Dismay crept over Jindigar as he began to believe. "Threntisn, I can't—I'm a Priest, not a Historian. I told you that once before."

"Yes—but as I recall, you also told me that you would become a Historian when I became a Priest. And according to you, I have."

"Apparently. But I don't have the gift of prophecy. That's Trinarvil's—"

He traded glances with the Healer. "You did predict this, Jindigar. We've all heard you say it any number of times when the Historians' persistence annoyed you."

"I'll train you to erect the Archive around your Eye," offered Threntisn, "if you'll train me to handle this duad."

Jindigar surveyed the Natives silently watching them. Through Threntisn's link to the hive-mind they all understood what was going on in their hiveheart. Jindigar agreed to the exchange, adding, "It seems that's the nature of this planet, combining disparate types to mutual benefit. If we wish to live here, we must learn the local ordinances of the Laws of Nature."

But no matter what, I am an Aliom Priest.

About the author

Jacqueline Lichtenberg was born in 1942, three months after Pearl Harbor. She grew up in the fifties with all the potentials of nuclear power and all the sf novels of the horrors of mutation.

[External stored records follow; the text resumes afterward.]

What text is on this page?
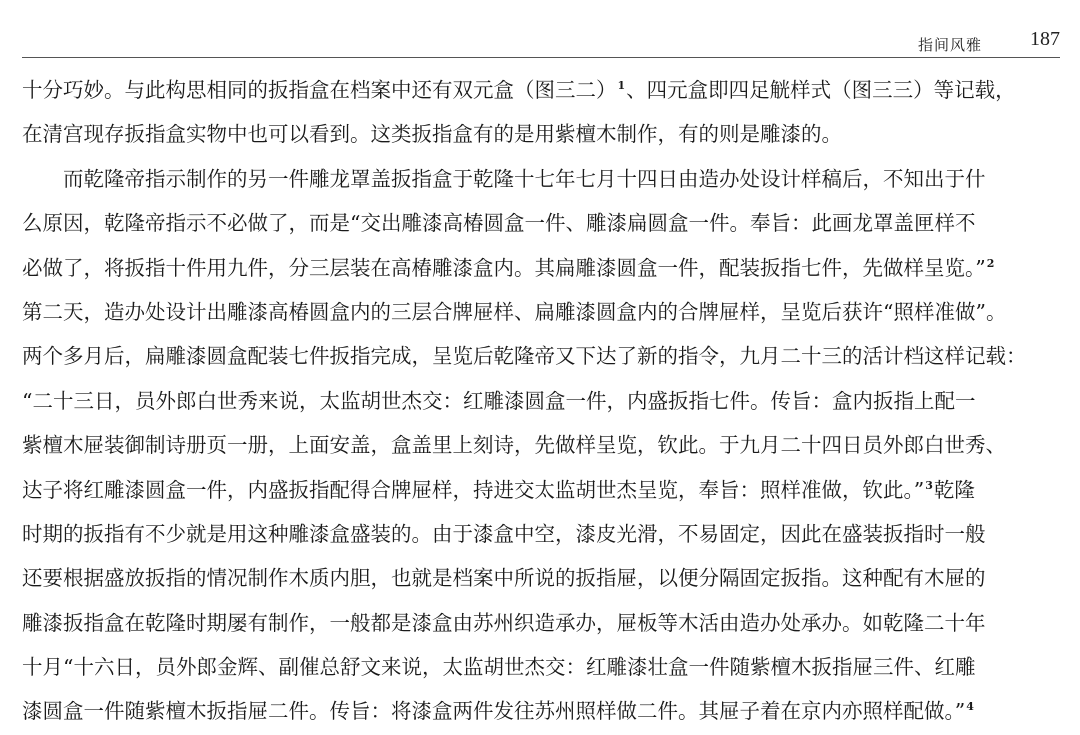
指间风雅 187
十分巧妙。与此构思相同的扳指盒在档案中还有双元盒（图三二）$^1$、四元盒即四足觥样式（图三三）等记载，
在清宫现存扳指盒实物中也可以看到。这类扳指盒有的是用紫檀木制作，有的则是雕漆的。
而乾隆帝指示制作的另一件雕龙罩盖扳指盒于乾隆十七年七月十四日由造办处设计样稿后，不知出于什
么原因，乾隆帝指示不必做了，而是“交出雕漆高椿圆盒一件、雕漆扁圆盒一件。奉旨：此画龙罩盖匣样不
必做了，将扳指十件用九件，分三层装在高椿雕漆盒内。其扁雕漆圆盒一件，配装扳指七件，先做样呈览。”$^2$
第二天，造办处设计出雕漆高椿圆盒内的三层合牌屉样、扁雕漆圆盒内的合牌屉样，呈览后获许“照样准做”。
两个多月后，扁雕漆圆盒配装七件扳指完成，呈览后乾隆帝又下达了新的指令，九月二十三的活计档这样记载：
“二十三日，员外郎白世秀来说，太监胡世杰交：红雕漆圆盒一件，内盛扳指七件。传旨：盒内扳指上配一
紫檀木屉装御制诗册页一册，上面安盖，盒盖里上刻诗，先做样呈览，钦此。于九月二十四日员外郎白世秀、
达子将红雕漆圆盒一件，内盛扳指配得合牌屉样，持进交太监胡世杰呈览，奉旨：照样准做，钦此。”$^3$乾隆
时期的扳指有不少就是用这种雕漆盒盛装的。由于漆盒中空，漆皮光滑，不易固定，因此在盛装扳指时一般
还要根据盛放扳指的情况制作木质内胆，也就是档案中所说的扳指屉，以便分隔固定扳指。这种配有木屉的
雕漆扳指盒在乾隆时期屡有制作，一般都是漆盒由苏州织造承办，屉板等木活由造办处承办。如乾隆二十年
十月“十六日，员外郎金辉、副催总舒文来说，太监胡世杰交：红雕漆壮盒一件随紫檀木扳指屉三件、红雕
漆圆盒一件随紫檀木扳指屉二件。传旨：将漆盒两件发往苏州照样做二件。其屉子着在京内亦照样配做。”$^4$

With a degree in chemistry from the University of California at Berkeley, she worked abroad for a while, then got. married and settled down to raise children and write sf novels.

She won early acclaim for her Star Trek fan fiction, the Kraith Series, with a nomination for the Best Fan Writer Hugo, and was primary author of the Bantam paperback, Star Trek Lives! as well as the founder of the Star Trek Welcommittee.

At the same time she was selling stories in an sf universe of her own, Sime/Gen. The second novel to be published, Unto Zeor, Forever, won the 1978 Galaxy Award for spirituality in science fiction. In addition to the three fan-originated amateur magazines dedicated to Sime/Gen, there are now eight novels in the universe, three co-authored with Jean Lorrah, and one Jean Lorrah original. Jacqueline plans many more books in this universe.

Her FIRST LIFEWAVE universe was the result of editorial interest in something other than Sime/Gen, as was the current DUSHAU TRILOGY, and she would like to work in several other universes, as well as trying her hand at television writing.

She is the winner of the 1985 Romantic Times Award for Best Science Fiction Writer and says, "I enjoy blending romance with a touch of the occult and a strong science motif to ask hard questions about life's most basic relationships."

Currently, she runs the Science Fiction Writers of America Speakers' Bureau, and is the one to contact to hire an sf writer to lecture to a group. In her spare time she gives tarot and writing workshops, attends Star Trek and sf conventions, and pursues studies in subjects such as vampires, Arthurian legend, astrology, Star Trek, and Doctor Who. She serves on the Board of Directors of the North American Time Festivals, Inc., which put on Doctor Who conventions, but she has had to put aside many fan activities in order to keep up with her book contracts.